Despite being easily the fastest graphics card you can buy right now, the RTX 4090 is a niche product. At $1,600, it’s out of the conversation for the vast majority of gamers. Still, that hasn’t stopped the GPU from reaching a high ranking in Steam’s hardware survey. According to the latest survey, the RTX 4090 is in 0.96% of gaming PCs running Steam — more than any individual AMD GPU.
Although it’s no surprise that Nvidia tops the charts in the Steam hardware survey — the most recent report says Nvidia is represented in 76.59% of PCs compared to AMD’s 15.79% — it’s shocking to see such an expensive GPU rank so highly. Compared to last month, the RTX 4090 even gained 0.11%, despite only being available above list price.
By comparison, AMD’s flagship, the RX 7900 XTX, shows up in about 0.39% of gaming PCs — around the same level as the RTX 2080 Ti.
In fairness to AMD, the data in Steam’s hardware survey is far from perfect. For starters, there are two spots on the list simply labeled “AMD Radeon Graphics,” both of which comprise a larger slice of the pie than the RTX 4090 at 0.98% and 1.97%. If you divide this stat by the current-gen AMD GPUs not represented in the hardware survey — all of them short of the RX 7900 XTX — it’s still lower than the RTX 4090. That also doesn’t include integrated graphics through APUs like the Ryzen 7 8700G or handhelds that use an AMD chipset like the Asus ROG Ally.

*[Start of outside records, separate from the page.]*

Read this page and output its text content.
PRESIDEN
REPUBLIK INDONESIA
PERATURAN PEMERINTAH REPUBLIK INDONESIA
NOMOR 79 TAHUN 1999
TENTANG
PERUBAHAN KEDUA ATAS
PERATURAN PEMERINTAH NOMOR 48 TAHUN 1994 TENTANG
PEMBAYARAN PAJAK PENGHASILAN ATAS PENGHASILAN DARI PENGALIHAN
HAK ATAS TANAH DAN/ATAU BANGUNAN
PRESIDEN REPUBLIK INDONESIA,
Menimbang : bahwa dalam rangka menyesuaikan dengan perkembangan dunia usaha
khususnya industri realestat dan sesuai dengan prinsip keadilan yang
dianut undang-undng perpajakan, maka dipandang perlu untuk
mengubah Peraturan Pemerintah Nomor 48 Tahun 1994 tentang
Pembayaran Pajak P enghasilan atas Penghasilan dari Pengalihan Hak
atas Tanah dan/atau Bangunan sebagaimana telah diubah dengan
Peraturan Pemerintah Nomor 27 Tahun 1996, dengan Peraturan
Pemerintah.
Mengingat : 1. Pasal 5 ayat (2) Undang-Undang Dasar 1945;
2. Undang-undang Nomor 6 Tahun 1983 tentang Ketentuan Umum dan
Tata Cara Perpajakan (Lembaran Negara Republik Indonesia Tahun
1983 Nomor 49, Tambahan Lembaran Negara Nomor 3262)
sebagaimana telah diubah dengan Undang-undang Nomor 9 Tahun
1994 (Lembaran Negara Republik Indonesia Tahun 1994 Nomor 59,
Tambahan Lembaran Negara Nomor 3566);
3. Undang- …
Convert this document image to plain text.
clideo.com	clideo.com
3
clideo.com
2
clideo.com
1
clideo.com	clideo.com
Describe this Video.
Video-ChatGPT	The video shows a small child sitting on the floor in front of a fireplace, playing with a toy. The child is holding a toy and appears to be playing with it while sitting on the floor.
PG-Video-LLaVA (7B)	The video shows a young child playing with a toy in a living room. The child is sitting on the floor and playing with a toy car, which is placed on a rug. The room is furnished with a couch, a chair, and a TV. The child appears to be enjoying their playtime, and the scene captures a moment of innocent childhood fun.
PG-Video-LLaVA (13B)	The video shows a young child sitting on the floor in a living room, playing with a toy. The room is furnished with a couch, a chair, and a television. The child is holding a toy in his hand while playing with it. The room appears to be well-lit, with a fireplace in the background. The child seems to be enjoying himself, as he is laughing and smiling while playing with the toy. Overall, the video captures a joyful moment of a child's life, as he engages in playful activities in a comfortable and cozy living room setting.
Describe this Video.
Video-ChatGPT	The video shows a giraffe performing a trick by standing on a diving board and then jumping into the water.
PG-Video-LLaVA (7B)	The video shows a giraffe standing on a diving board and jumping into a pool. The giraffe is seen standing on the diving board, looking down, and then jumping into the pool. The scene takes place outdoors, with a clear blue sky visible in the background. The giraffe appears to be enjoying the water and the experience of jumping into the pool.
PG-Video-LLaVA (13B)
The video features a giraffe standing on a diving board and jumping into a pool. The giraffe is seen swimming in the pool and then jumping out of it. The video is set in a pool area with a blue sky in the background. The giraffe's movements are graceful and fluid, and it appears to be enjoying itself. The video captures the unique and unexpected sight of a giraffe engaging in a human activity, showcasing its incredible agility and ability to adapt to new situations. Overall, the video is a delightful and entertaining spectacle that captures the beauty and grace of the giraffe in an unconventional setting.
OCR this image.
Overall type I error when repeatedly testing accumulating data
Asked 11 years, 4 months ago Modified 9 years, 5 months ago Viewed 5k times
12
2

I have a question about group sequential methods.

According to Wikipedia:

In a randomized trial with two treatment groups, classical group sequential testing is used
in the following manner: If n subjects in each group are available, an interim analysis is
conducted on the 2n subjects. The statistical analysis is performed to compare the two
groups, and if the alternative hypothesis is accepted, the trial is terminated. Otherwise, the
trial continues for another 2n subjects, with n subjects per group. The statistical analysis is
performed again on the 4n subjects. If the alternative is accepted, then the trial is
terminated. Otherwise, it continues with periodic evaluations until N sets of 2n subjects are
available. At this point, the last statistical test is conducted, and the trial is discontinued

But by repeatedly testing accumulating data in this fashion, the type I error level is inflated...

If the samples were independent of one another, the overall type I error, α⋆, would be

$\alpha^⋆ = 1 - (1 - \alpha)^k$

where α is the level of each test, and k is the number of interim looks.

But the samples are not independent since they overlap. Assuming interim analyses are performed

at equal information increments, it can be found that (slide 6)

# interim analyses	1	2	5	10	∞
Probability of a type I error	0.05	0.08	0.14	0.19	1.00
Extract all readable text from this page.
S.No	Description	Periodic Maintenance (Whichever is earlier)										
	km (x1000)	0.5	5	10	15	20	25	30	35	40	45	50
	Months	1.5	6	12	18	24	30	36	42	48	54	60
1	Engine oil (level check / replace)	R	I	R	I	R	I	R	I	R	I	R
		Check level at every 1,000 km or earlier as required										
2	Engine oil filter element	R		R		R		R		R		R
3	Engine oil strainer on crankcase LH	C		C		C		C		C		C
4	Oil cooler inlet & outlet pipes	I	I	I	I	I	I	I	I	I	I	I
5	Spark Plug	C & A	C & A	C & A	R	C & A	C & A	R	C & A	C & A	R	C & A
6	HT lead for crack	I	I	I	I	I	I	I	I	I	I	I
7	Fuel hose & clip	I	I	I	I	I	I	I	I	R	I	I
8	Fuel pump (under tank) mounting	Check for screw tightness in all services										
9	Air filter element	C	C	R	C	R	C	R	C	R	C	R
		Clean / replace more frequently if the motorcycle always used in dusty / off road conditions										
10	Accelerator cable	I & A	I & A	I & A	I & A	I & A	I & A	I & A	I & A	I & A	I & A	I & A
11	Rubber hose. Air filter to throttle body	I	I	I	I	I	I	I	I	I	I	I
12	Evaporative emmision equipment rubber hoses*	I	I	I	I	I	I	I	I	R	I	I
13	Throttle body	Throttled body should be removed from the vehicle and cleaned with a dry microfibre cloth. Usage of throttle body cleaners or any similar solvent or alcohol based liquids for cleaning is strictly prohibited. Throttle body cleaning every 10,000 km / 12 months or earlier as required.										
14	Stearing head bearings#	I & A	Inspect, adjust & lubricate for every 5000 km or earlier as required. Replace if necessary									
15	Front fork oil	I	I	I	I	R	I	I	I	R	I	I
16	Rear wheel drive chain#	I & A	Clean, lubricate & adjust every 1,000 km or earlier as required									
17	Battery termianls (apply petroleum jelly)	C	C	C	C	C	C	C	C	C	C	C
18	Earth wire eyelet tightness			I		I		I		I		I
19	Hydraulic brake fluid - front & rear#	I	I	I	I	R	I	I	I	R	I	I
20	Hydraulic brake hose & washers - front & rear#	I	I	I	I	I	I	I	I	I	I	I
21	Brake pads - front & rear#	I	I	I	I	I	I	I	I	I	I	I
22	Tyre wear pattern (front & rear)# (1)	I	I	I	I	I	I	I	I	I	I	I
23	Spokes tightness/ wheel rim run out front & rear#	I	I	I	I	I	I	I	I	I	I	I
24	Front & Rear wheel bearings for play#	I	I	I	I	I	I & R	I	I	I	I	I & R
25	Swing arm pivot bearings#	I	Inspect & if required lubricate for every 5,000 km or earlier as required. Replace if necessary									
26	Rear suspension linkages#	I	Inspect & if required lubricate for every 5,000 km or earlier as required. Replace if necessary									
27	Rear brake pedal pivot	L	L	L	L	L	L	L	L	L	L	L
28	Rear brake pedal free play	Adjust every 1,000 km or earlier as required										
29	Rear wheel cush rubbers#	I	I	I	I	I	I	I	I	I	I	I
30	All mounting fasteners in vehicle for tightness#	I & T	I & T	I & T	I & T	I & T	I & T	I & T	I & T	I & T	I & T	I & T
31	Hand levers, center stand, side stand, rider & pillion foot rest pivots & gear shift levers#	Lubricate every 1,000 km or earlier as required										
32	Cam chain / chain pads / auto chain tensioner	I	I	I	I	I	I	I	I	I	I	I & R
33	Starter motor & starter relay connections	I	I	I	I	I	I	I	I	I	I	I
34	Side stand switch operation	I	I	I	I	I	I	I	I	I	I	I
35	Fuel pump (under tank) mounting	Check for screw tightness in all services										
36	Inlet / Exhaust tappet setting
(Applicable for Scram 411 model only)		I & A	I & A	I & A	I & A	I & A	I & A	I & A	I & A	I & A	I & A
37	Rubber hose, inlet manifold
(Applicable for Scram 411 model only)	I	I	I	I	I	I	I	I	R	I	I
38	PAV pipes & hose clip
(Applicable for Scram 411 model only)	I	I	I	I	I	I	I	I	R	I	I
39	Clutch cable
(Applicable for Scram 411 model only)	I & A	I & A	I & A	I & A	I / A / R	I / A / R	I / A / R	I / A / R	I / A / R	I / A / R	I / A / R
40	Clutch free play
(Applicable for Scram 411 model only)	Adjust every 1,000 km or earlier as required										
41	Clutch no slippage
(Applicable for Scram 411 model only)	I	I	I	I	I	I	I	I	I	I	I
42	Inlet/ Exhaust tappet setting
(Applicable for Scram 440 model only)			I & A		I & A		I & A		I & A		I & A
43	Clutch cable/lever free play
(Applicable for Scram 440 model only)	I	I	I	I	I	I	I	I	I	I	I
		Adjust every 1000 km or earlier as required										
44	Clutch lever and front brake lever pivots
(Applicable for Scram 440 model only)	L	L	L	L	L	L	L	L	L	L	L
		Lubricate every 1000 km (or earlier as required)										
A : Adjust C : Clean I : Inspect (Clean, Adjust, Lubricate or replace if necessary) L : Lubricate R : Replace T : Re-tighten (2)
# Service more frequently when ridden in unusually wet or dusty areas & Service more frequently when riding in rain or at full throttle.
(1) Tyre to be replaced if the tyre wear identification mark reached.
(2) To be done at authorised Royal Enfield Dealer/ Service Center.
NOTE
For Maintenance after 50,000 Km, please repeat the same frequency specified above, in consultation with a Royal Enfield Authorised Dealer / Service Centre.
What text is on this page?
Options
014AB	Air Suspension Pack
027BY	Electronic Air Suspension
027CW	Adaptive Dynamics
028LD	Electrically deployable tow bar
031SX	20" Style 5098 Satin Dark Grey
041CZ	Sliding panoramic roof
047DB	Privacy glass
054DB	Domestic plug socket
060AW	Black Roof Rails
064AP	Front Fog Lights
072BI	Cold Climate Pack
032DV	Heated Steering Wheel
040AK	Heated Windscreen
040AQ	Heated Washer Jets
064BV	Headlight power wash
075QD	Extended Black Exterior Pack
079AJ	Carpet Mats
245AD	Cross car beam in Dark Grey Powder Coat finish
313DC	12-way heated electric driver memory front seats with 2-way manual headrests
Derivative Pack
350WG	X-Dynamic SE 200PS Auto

In addition, the Steam hardware survey is a voluntary survey — it only represents a select number of Steam users that have agreed to take part. You can see a good representation of that in the language section of the survey. According to it, Simplified Chinese lost 3.21% compared to last month, and I’d wager that a good part of that drop is simply due to sampling different PCs.
Despite Nvidia dominating the top of the Steam charts, some value-focused AMD graphics cards still gained momentum. The RX 6600 and RX 6700XT both gained a fraction of a percent, as did the flagship RX 7900 XTX. The most popular AMD GPU in the survey remains the $200 RX 580, which has had a shocking amount of staying power. Even being close to seven years old, the budget GPU retains around 0.83%.